The following procedural protocol is normally followed:

  • The investor’s funds or assets are never touched (blocking and verification only).
  • Targeted 30% yield per tranche to clients (maximum allowable by authorities).
  • Multiple tranches a week - with settlements on Friday – there may be multiple trades on a given day.
  • No Powers of Attorney allowed, Principles Only!
  • No surprises (the Investor/Asset Provider is a Signatory on the Trading Contract).
  • The crucial distinction, however, is that under a properly managed “buy-sell” transaction the investor does NOT transfer any funds to an intermediary trader, nor are the funds required to be pledged or subject to lien.

Reasons for Superior Returns

  • There are three variables that work together to generate the high yields that characterize PPP trades.
  • The three variables are velocity, leverage and compounding. The speed with which deals happen makes a massive difference to the overall annual return.
  • The trading platform utilizes all three concepts within a unique financial environment in a Top 25 bank to create an incredibly powerful vehicle that can generate exceptional returns with no risk to the investment capital.

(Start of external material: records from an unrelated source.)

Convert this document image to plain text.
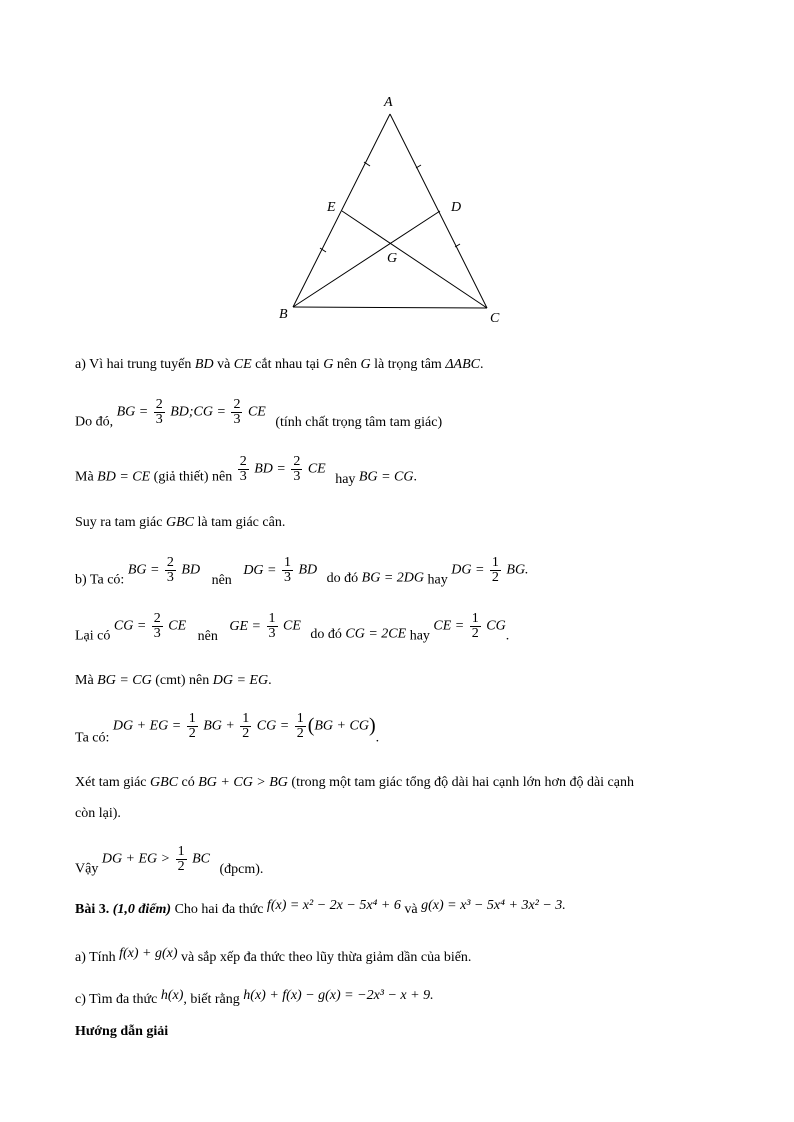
A
E	D
G
B	C
a) Vì hai trung tuyến BD và CE cắt nhau tại G nên G là trọng tâm ΔABC.
Do đó, BG = $\frac{2}{3}$ BD;CG = $\frac{2}{3}$ CE (tính chất trọng tâm tam giác)
Mà BD = CE (giả thiết) nên $\frac{2}{3}$ BD = $\frac{2}{3}$ CE hay BG = CG.
Suy ra tam giác GBC là tam giác cân.
b) Ta có: BG = $\frac{2}{3}$ BD nên DG = $\frac{1}{3}$ BD do đó BG = 2DG hay DG = $\frac{1}{2}$ BG.
Lại có CG = $\frac{2}{3}$ CE nên GE = $\frac{1}{3}$ CE do đó CG = 2CE hay CE = $\frac{1}{2}$ CG.
Mà BG = CG (cmt) nên DG = EG.
Ta có: DG + EG = $\frac{1}{2}$ BG + $\frac{1}{2}$ CG = $\frac{1}{2} (BG + CG)$.
Xét tam giác GBC có BG + CG > BG (trong một tam giác tổng độ dài hai cạnh lớn hơn độ dài cạnh
còn lại).
Vậy DG + EG > $\frac{1}{2}$ BC (đpcm).
Bài 3. (1,0 điểm) Cho hai đa thức f(x) = x² − 2x − 5x⁴ + 6 và g(x) = x³ − 5x⁴ + 3x² − 3.
a) Tính f(x) + g(x) và sắp xếp đa thức theo lũy thừa giảm dần của biến.
c) Tìm đa thức h(x), biết rằng h(x) + f(x) − g(x) = −2x³ − x + 9.
Hướng dẫn giải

Procedures For Investment In a Trade Program 

  • Bring to SFO a Know Your Client (KYC) Package and a verifiable Bank Ready Willing and Able Letter (RWA) addressed to the Account Signatory which RWA states simply that the Bank is ready to issue, a cash block or a SBLC/BG/DRAFT per the instructions of the Account Signatory. NO RISK in this action.
  • SFO has the Investor/Asset Provider and the RWA verified and validated. NO RISK in this action.
  • SFO has the Investor/Asset Provider complete the Joint Venture with SFO thus outlining this relationship. NO RISK in this action.
  • SFO will then take the package into the second stage of compliance and plan & organize the trade with our traders/trade partners. NO RISK in this action.
  • Contract is generated. (Monetizing and/or Trade) and issued.
  • Once contract is returned authorized by Investor/Asset Provider, he must implement his side as agreed in contract.
  • SFO makes sure income is distributed per Agreement. There will be full transparency of the income accounts; and, (B) if the Investor/Asset Provider decides to allow the withdrawal of some funds from the initial loan proceeds to cover expenses.
  • Finally, this program and participation in it has always been carefully controlled. The participants need to be “clean” and generally exists a belief, by the Compliance Officers, that the Asset Provider will use their income from this program for the benefit of humanity. An acceptable benefit is not just humanitarian efforts but also those actions that create employment and advance the general quality of life on this planet – for profit and not for profit.